Deuxièmement, quand bien même on adopterait la lecture des acteurs de l’aide, celle-ci reste tronquée. Les ONG et agences ont eu tendance à oublier que « les premiers acteurs humanitaires, ça a été les populations hôtes » comme nous le dit un interviewé. Les populations hôtes continuent encore aujourd’hui, malgré l’afflux d’aide à être des acteurs centraux : elles continuent de mettre à disposition des terres, des points d’eau, de ressources naturelles, à accepter que de latrines soient construites dans leurs champs… il est essentiel de garder cela en tête et d’éviter de penser une aide qui serait centrale… Enfin, un troisième décalage qu’illustre ce rapport est l’importance de la capacité d’initiative / de débrouille, des in gudun higira et la résilience des populations hôtes… qui sont loin d’être des bénéficiaires ou des acteurs passifs. Si l’aide est essentielle à leur survie, elle constitue aussi une ressource dans des stratégies locales qui restent peu documentées et prises en compte par les acteurs extérieurs.

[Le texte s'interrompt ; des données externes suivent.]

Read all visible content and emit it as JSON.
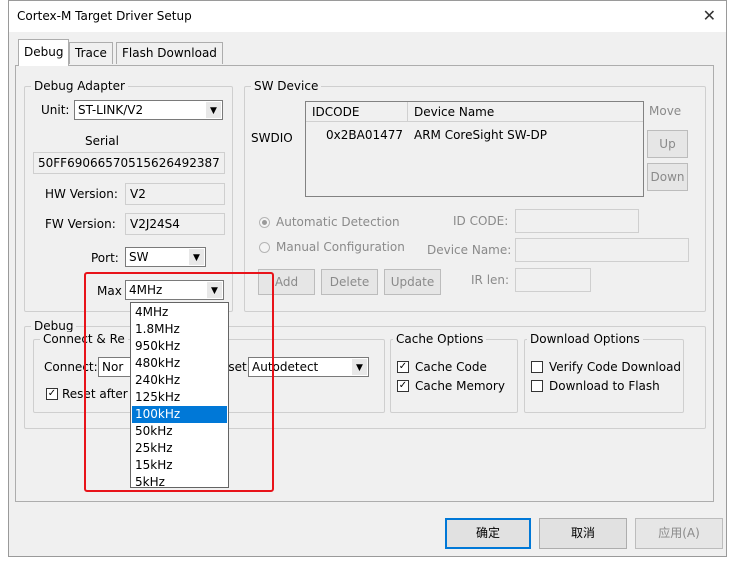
{
  "window": {
    "title": "Cortex-M Target Driver Setup"
  },
  "tabs": [
    {
      "label": "Debug",
      "active": true
    },
    {
      "label": "Trace",
      "active": false
    },
    {
      "label": "Flash Download",
      "active": false
    }
  ],
  "debug_adapter": {
    "group_label": "Debug Adapter",
    "unit_label": "Unit:",
    "unit_value": "ST-LINK/V2",
    "serial_label": "Serial",
    "serial_value": "50FF6906657051562649238​7",
    "hw_label": "HW Version:",
    "hw_value": "V2",
    "fw_label": "FW Version:",
    "fw_value": "V2J24S4",
    "port_label": "Port:",
    "port_value": "SW",
    "max_label": "Max",
    "max_value": "4MHz"
  },
  "clock_options": [
    "4MHz",
    "1.8MHz",
    "950kHz",
    "480kHz",
    "240kHz",
    "125kHz",
    "100kHz",
    "50kHz",
    "25kHz",
    "15kHz",
    "5kHz"
  ],
  "clock_highlighted": "100kHz",
  "sw_device": {
    "group_label": "SW Device",
    "swdio_label": "SWDIO",
    "columns": [
      "IDCODE",
      "Device Name"
    ],
    "rows": [
      {
        "idcode": "0x2BA01477",
        "name": "ARM CoreSight SW-DP"
      }
    ],
    "move_label": "Move",
    "up_label": "Up",
    "down_label": "Down",
    "auto_detect_label": "Automatic Detection",
    "manual_config_label": "Manual Configuration",
    "id_code_label": "ID CODE:",
    "device_name_label": "Device Name:",
    "ir_len_label": "IR len:",
    "add_label": "Add",
    "delete_label": "Delete",
    "update_label": "Update"
  },
  "debug_group": {
    "group_label": "Debug",
    "connect_reset_label": "Connect & Re",
    "connect_label": "Connect:",
    "connect_value": "Nor",
    "reset_label": "eset:",
    "reset_value": "Autodetect",
    "reset_after_label": "Reset after"
  },
  "cache_options": {
    "group_label": "Cache Options",
    "cache_code_label": "Cache Code",
    "cache_code_checked": true,
    "cache_memory_label": "Cache Memory",
    "cache_memory_checked": true
  },
  "download_options": {
    "group_label": "Download Options",
    "verify_label": "Verify Code Download",
    "verify_checked": false,
    "download_flash_label": "Download to Flash",
    "download_flash_checked": false
  },
  "footer": {
    "ok_label": "确定",
    "cancel_label": "取消",
    "apply_label": "应用(A)"
  },
  "colors": {
    "highlight": "#0078d7",
    "annotation_red": "#e8131a",
    "dialog_bg": "#f0f0f0"
  }
}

Reconfiguration des activités économiques, reconfiguration des modes de gouvernance communautaire, reconfiguration des relations à la frontière, reconfiguration et reclassement social, reconfiguration de l’unité familiale. Vos analyses démontrent que la région de Diffa a profondément changé au cours de ces dernières années. Plus dur sur la phase post-crise ?

Oui, certaines dynamiques ont fondamentalement évolué du fait de l’insécurité, des déplacements, mais aussi des dynamiques de l’aide. Elles transforment la réalité et complexifient les stratégies de sortie de crise.

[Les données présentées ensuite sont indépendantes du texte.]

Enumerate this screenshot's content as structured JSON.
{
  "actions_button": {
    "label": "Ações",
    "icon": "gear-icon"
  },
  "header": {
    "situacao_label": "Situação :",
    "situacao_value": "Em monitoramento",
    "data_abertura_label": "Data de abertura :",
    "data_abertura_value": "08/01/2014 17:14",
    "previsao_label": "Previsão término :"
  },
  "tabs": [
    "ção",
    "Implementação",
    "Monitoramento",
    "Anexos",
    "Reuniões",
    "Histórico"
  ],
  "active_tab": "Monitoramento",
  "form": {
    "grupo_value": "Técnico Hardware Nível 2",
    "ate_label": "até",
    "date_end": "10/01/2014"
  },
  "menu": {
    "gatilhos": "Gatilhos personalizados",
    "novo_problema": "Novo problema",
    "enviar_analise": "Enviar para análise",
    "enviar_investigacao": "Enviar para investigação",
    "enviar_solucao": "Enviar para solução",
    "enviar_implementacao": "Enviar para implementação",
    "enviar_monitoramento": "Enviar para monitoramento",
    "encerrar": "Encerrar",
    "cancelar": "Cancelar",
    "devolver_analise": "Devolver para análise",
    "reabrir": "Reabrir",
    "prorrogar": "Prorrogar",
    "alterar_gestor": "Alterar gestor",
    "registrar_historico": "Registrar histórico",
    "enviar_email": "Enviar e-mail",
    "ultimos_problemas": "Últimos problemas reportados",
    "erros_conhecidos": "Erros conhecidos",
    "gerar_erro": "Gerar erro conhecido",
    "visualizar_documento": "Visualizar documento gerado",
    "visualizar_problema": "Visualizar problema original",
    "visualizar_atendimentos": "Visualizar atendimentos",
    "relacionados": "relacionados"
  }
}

Nucléarisation de solidarités familiales, chefferie émiettée par les déplacements et concurrencée les comités de gestion, développement de lectures ethniques de la conflictualité etc. constituent des défis majeurs qui sont malheureusement peu saisis du fait des approches très standardisées et orientées sur les besoins de base. Mais il y a d’autres enjeux du, mal nommé, « post crise ». Premièrement, d’importants défis rencontrés aujourd’hui dans la région de Diffa sont structurels. La crise les a accentués. Nombre de leurs réponses sont identifiées de longue date dans les recherches qui ont porté sur le bassin du lac Tchad, les plans de développement communaux et de la région, les projets de développement. Malheureusement du fait d’approches très standardisées et des logiques de « table rase » les urgentistes méconnaissant souvent ces solutions.

Deuxièmement, l’aide connait un problème d’efficience. La recherche sur le terrain a permis d’observer les logiques de concurrence, de plantage de drapeau, de saupoudrage dans lesquels les interventions sont inscrites, ce qui pose de problèmes d’efficience importants. Finalement on peut souhaiter que la sortie de crise puisse conduire à renouveler la manière d’aborder la question de la responsabilité et de la redevabilité. L’enjeu est de les sortir des bureaux, des clusters et des tableurs excel pour les ramener sur le terrain. C’est à ce prix-là que les politiques publiques, notamment celles d’aide, pourront mieux prendre en compte les dynamiques de crise emboitée et agir dessus. Sans cela les acteurs de l’aide, continueront à proposer des solutions « prêt à porter » alors qu’il est plus que jamais temps de faire du « sur mesure »…

En résumé le défi de la phase qui s’ouvre est à mes yeux de sortir d’une réponse basée sur une expertise humanitaire individuelle pour arriver à une réponse reposant sur l’intelligence collective… j’espère que cette recherche et celles qui sont en préparation pourront y contribuer.